As you can see from the table, UWMC has a lot of moving parts, starting with the changes in the valuation of the MSR. UWMC has been selling MSRs for the past several years to finance a brutal price war with RKT in the wholesale channel. Notice the large swings in the firm's gains and losses on interest rate derivatives, a line item that thankfully has been eliminated in Q1 2025. But the bottom line is that the company lost a quarter of a billion dollars in the last quarter and the stock's performance reflects this reality. The float on UWMC is thin and thus it is difficult for the firm to get credit for its market position. Less volume, more profits and retention of MSRs would be well-received.
Both GHLD and UWMC face significant challenges in the future. In the wake of the transactions by Rocket Mortgage (RKT) to acquire Redfin (RDFN) and then Mr. Cooper, all of the top residential mortgage lenders are facing a decision. What is that decision: How to compete with the two dominant seller servicers:
JPMorgan (JPM): The largest bank servicer at $1 trillion UPB and $9.1 billion in retained MSR, the industry leading mortgage warehouse and prime residential securitization platform, and over a trillion in core deposits and gazillions more cash in escrow balances. JPM has a taste for prime loans and the raw market power to set prices in non-QM. Led by JPM, the top five money center banks dominate the top half of the conventional mortgage market and most of jumbo loans. U.S. Bancorp (USB) is right behind JPM in correspondent volumes. BAC, WFC and Citi all churn out significant volumes primarily via their branch system.
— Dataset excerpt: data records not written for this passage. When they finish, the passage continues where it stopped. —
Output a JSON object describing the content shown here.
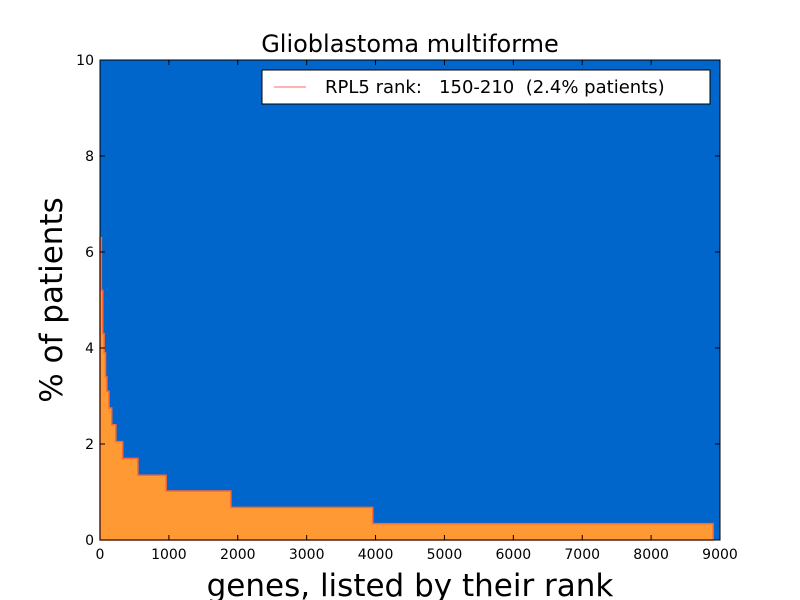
{
  "chart_data": {
    "type": "area",
    "title": "Glioblastoma multiforme",
    "xlabel": "genes, listed by their rank",
    "ylabel": "% of patients",
    "xlim": [
      0,
      9000
    ],
    "ylim": [
      0,
      10
    ],
    "xticks": [
      0,
      1000,
      2000,
      3000,
      4000,
      5000,
      6000,
      7000,
      8000,
      9000
    ],
    "yticks": [
      0,
      2,
      4,
      6,
      8,
      10
    ],
    "grid": false,
    "background_color": "#0066cc",
    "fill_color": "#ff9933",
    "edge_color": "#ff6633",
    "legend": {
      "placement": "top-right",
      "label": "RPL5 rank:   150-210  (2.4% patients)",
      "line_color": "#ff6666"
    },
    "series": [
      {
        "x": [
          0,
          20,
          20,
          40,
          40,
          60,
          60,
          80,
          80,
          100,
          100,
          130,
          130,
          170,
          170,
          230,
          230,
          330,
          330,
          550,
          550,
          960,
          960,
          1900,
          1900,
          3960,
          3960,
          8900,
          8900
        ],
        "y": [
          6.3,
          6.3,
          5.2,
          5.2,
          4.3,
          4.3,
          3.9,
          3.9,
          3.4,
          3.4,
          3.1,
          3.1,
          2.75,
          2.75,
          2.4,
          2.4,
          2.05,
          2.05,
          1.7,
          1.7,
          1.35,
          1.35,
          1.02,
          1.02,
          0.68,
          0.68,
          0.34,
          0.34,
          0
        ]
      }
    ]
  }
}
If the banks want the jumbo condo loan in a given market, they'll get it.
RKT+RDFN+COOPER: This promises the creation of an integrated nonbank loan acquisition machine that includes a national realtor to gather prospective borrowers, the number two player in wholesale and direct to consumer right behind UWMC, and the low-cost provider of servicing and asset management in COOP. The post-close Rocket will be the biggest nonbank owned servicing and subservicing provider, with above peer recapture capability and direct to consumer channels, and nascent asset management capacity acquired in 2023 with Roosevelt Management. COOP does not mind some Ginnie Mae exposures, but it is closely aligned with RKT in terms of the view of risk vs reward. And RKT has not followed UWMC into the black hole of overpaying for business in the belief that any advantages last beyond today. When Matt takes his hand off the throttle in wholesale, he knows that RKT could easily pass him in loan volumes.
GHLD needs to grow, probably by combining with another lender with a larger servicing book. GHLD's MSR represents less than $100 billion in unpaid principal balance (UPB) of high quality purchase loans. COOP plus RKT is well over $1.5 trillion in UPB. In our view, any national mortgage firm with less than $500 billion in UPB of servicing is not viable long term. GHLD is acquisitive and has a skilled, stable management team that is laser focused on cost control. To date they have mostly acquired smaller firms, but GHLD could easily combine with one or more mid-size firms to create an impressive competitor focused on high touch purchase business.
UWMC and other large lenders face a different problem, namely acquiring additional servicing assets, long-term debt and also asset management capability to raise more capital. The idea of UWMC getting into servicing de novo, for example, is ill-advised in our view, but an acquisition makes a lot of sense. There are several firms in the top 20 servicers that could give UWMC the servicing capacity they need for the next round of competition.
UWMC is a classic example of a hyper-efficient lender that has focused on making and selling loans. But the industry of the future is not just about sales, but looks more and more like the moated castles such as JPM and RKT, which control so many assets and cash flows that they essentially become self-sustaining systems. For that reason, we like the firms that hold MSRs and have the tools to build toward that trillion dollar level of servicing UPB, which is still less than 10% market share in a $14 trillion UPB residential mortgage market.